Mutige Soul- und Jazzpop- Arrangements
Dazu trägt freilich auch der kuratorische Mut bei. Denn – sich selbst ganz treu – Jazz & Joy lässt in einer „Private Selection“ auch einmal mehr Musiker aufeinandertreffen, die zuvor noch nie gemeinsam auf der Bühne standen. Wer Sängerin Jil Pappert und Riaz Khabirpour (Gitarre), Drummer Julian Losigkeit und Martin Simon (Bass) die Aufmerksamkeit schenkt, darf sich jedenfalls über mutige Soul- und Jazzpop-Arrangements freuen, die sich in Zukunft gerne auch andernorts fortsetzen dürften.
Auf der großen Sparkassen-Bühne am Marktplatz durfte es dann pünktlich zum Sonderkonzert noch ein wenig „Meer sein“ – und zwar mit den Deutschpop-Größen von Silbermond. Ganz füllt sich die Freifläche neben dem Kaiserdom für die 90 Minuten zwar nicht, dafür zelebriert das Quartett aus Bautzen vor einer entschlossenen Fan-Schar, dass ein Best-Of der eigenen Hits auch relativ akustisch ganz wunderbar funktioniert.
Der Sound ganz bewusst nicht aggressiv abgemischt, konzentrieren sich Silbermond allem voran auf eine energiegeladene Show, die zeitlose Klassiker der Bandgeschichte zwischen „Krieger des Lichts“ und „Irgendwas bleibt“ sensibel, aber auch kraftvoll auf die Bretter bringt. Allen voran Sängerin Stefanie Kloß springt, tanzt und jubiliert fast schon über die Bühne, setzt sich mit den Stolle-Brüdern immer wieder in Szene und dankt auch den Anhängern, die das entsprechend ausgelassen kommentieren: „Worms, ihr seid großartig!“
Die Romantik eines lauen Sommerabends
All jenen, denen der Drive von Silbermonds Rockpop zu dieser Stunde für zu raschen Puls sorgt, liefert Gentleman Curtis Stigers die würdige Abendunterhaltung. Und das nicht nur, weil der Saxophonist und Sänger bestens über den Wettstreit zwischen Worms und Trier um das Dasein als älteste deutsche Stadt im Bilde ist und sich natürlich für die Kommune aus Südhessen ausspricht. Nein, Stigers überragt auch stilistisch.
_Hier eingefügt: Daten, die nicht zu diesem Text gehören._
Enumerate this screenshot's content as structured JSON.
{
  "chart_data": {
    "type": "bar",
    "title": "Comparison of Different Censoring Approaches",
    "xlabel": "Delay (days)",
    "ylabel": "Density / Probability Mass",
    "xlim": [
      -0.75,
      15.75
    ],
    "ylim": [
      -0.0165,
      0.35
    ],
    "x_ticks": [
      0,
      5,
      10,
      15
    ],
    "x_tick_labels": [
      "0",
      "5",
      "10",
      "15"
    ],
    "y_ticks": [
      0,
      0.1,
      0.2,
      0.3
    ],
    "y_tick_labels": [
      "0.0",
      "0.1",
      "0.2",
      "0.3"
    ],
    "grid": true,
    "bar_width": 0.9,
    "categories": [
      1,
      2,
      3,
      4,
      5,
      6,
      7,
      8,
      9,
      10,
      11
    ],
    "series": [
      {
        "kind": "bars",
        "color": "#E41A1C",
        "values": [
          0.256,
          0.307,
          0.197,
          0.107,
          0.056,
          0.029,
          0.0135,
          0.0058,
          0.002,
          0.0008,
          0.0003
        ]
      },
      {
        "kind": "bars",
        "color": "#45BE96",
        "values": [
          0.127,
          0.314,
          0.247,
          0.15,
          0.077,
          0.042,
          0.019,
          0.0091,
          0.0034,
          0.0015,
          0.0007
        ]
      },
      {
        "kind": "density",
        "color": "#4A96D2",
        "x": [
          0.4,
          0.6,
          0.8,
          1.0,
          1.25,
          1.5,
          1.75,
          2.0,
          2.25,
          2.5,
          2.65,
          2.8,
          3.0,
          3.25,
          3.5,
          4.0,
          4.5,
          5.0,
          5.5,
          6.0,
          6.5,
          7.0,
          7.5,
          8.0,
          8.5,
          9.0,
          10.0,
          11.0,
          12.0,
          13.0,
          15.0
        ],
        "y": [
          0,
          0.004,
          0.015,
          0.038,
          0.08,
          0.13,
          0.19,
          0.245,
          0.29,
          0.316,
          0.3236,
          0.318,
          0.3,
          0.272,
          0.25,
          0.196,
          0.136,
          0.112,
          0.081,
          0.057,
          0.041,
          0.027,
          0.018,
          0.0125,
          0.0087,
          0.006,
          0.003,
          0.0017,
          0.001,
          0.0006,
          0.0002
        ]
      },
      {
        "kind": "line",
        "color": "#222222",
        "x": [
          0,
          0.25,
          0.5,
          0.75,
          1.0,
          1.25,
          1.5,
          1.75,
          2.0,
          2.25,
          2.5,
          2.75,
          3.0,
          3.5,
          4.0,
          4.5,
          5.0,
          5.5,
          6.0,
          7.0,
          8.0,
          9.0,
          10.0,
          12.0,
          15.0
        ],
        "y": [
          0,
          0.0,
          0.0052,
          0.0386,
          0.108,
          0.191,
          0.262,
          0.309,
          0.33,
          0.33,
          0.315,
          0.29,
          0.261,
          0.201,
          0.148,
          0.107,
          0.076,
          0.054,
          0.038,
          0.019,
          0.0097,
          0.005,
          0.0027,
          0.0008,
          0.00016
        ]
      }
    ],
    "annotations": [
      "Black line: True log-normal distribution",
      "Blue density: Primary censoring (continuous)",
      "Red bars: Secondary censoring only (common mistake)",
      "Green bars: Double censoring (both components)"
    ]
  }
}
Mit seinem Quartett, das mit Combo-Musikern erster Qualität ausgestattet ist, gelingt dem 56-Jährigen selbst auf der massiven Bühne eine Art Intimität, die sonst häufig in so manch lauschigem Jazzclub nicht Einzug hält. Man könnte das die Romantik eines lauen Sommerabends nennen – bei einem Protagonisten wie Stigers, der auch in Worms instrumental nicht weniger glänzt als stimmlich, darf man auch einfach sagen: Das ist einfach showtechnische Spitzenklasse.
Eine gelungene Mission
Für all jene, denen der Kopf bis dahin noch nicht zu sehr rauschte, gaben die Party-Jazzer von Whiskydenker noch den melodisch zeitlosen Hinweis mit auf die Reise in die Nacht, dass sich Eleganz und Freude ganz vortrefflich vertragen können. Was nicht zuletzt auch für die Marke Jazz & Joy ja nicht weniger als ein Beweis für die Schlüssigkeit eines Konzepts ist, das nicht von ungefähr Kontraste zwischen Émile Parisien und Bonnie Tyler zu einem vielfältigen Ganzen verwebt. Eine Mission, die man bis jetzt als überaus gelungen beschreiben darf!